The selectivity mechanism of the locust looming-motion detector—particularly the synergistic roles of four inhibitory pathways (global, self-, lateral, and feedforward inhibition)—remains poorly understood. To address this, we propose a biologically inspired computational model based on a feedforward multilayer neural network, enabling the first quantitative integration and decoupling of all four inhibition types. Our analysis specifically reveals the temporal gating property of self-inhibition and its multiscale collaboration with lateral and feedforward inhibition. Results demonstrate that this coordinated inhibitory architecture significantly enhances selective responses to looming stimuli across high and low contrasts (≥42% improvement over single-inhibition baselines) while effectively suppressing confounding translational motions. Consequently, the model improves robustness in visual motion perception. This work provides an interpretable neurocomputational framework for understanding selective motion coding in biological vision systems.

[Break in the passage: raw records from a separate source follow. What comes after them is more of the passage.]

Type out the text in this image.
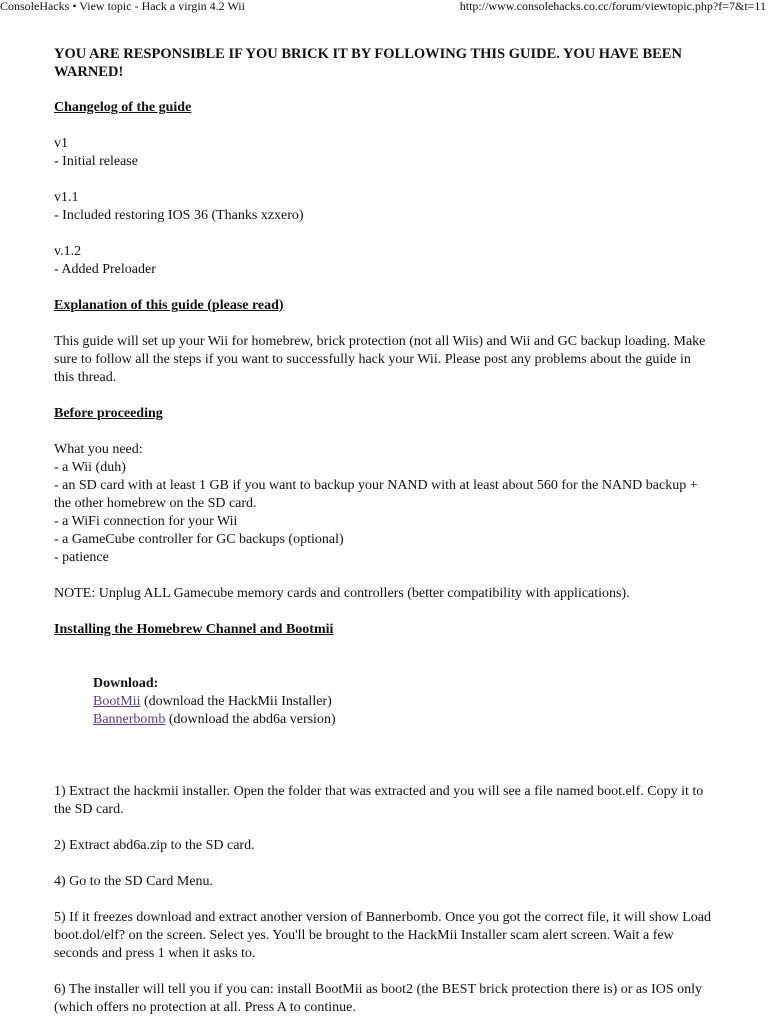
ConsoleHacks • View topic - Hack a virgin 4.2 Wii	http://www.consolehacks.co.cc/forum/viewtopic.php?f=7&t=11
YOU ARE RESPONSIBLE IF YOU BRICK IT BY FOLLOWING THIS GUIDE. YOU HAVE BEEN WARNED!
Changelog of the guide
v1
- Initial release
v1.1
- Included restoring IOS 36 (Thanks xzxero)
v.1.2
- Added Preloader
Explanation of this guide (please read)
This guide will set up your Wii for homebrew, brick protection (not all Wiis) and Wii and GC backup loading. Make sure to follow all the steps if you want to successfully hack your Wii. Please post any problems about the guide in this thread.
Before proceeding
What you need:
- a Wii (duh)
- an SD card with at least 1 GB if you want to backup your NAND with at least about 560 for the NAND backup + the other homebrew on the SD card.
- a WiFi connection for your Wii
- a GameCube controller for GC backups (optional)
- patience
NOTE: Unplug ALL Gamecube memory cards and controllers (better compatibility with applications).
Installing the Homebrew Channel and Bootmii
Download:
BootMii (download the HackMii Installer)
Bannerbomb (download the abd6a version)
1) Extract the hackmii installer. Open the folder that was extracted and you will see a file named boot.elf. Copy it to the SD card.
2) Extract abd6a.zip to the SD card.
4) Go to the SD Card Menu.
5) If it freezes download and extract another version of Bannerbomb. Once you got the correct file, it will show Load boot.dol/elf? on the screen. Select yes. You'll be brought to the HackMii Installer scam alert screen. Wait a few seconds and press 1 when it asks to.
6) The installer will tell you if you can: install BootMii as boot2 (the BEST brick protection there is) or as IOS only (which offers no protection at all. Press A to continue.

In the locust's lobula giant movement detector neural pathways, four categories of inhibition, i.e., global inhibition, self-inhibition, lateral inhibition, and feed-forward inhibition, have been functionally explored in the context of looming perception. However, their combined influence on shaping selectivity to looming motion remains unclear. Driven by recent physiological advancements, this paper offers new insights into the roles of these inhibitory mechanisms at multiple levels and scales in simulations, refining the specific selectivity for responding only to objects approaching the eyes while remaining unresponsive to other forms of movement. Within a feed-forward, multi-layer neural network framework, global inhibition, lateral inhibition, self-inhibition, and feed-forward inhibition are integrated. Global inhibition acts as an immediate feedback mechanism, normalising light intensities delivered by ommatidia, particularly addressing low-contrast looming. Self-inhibition, modelled numerically for the first time, suppresses translational motion. Lateral inhibition is formed by delayed local excitation spreading across a larger area. Notably, self-inhibition and lateral inhibition are sequential in time and are combined through feed-forward inhibition, which indicates the angular size subtended by moving objects. Together, these inhibitory processes attenuate motion-induced excitation at multiple levels and scales. This research suggests that self-inhibition may act earlier than lateral inhibition to rapidly reduce excitation in situ, thereby suppressing translational motion, and global inhibition can modulate excitation on a finer scale, enhancing selectivity in higher contrast range.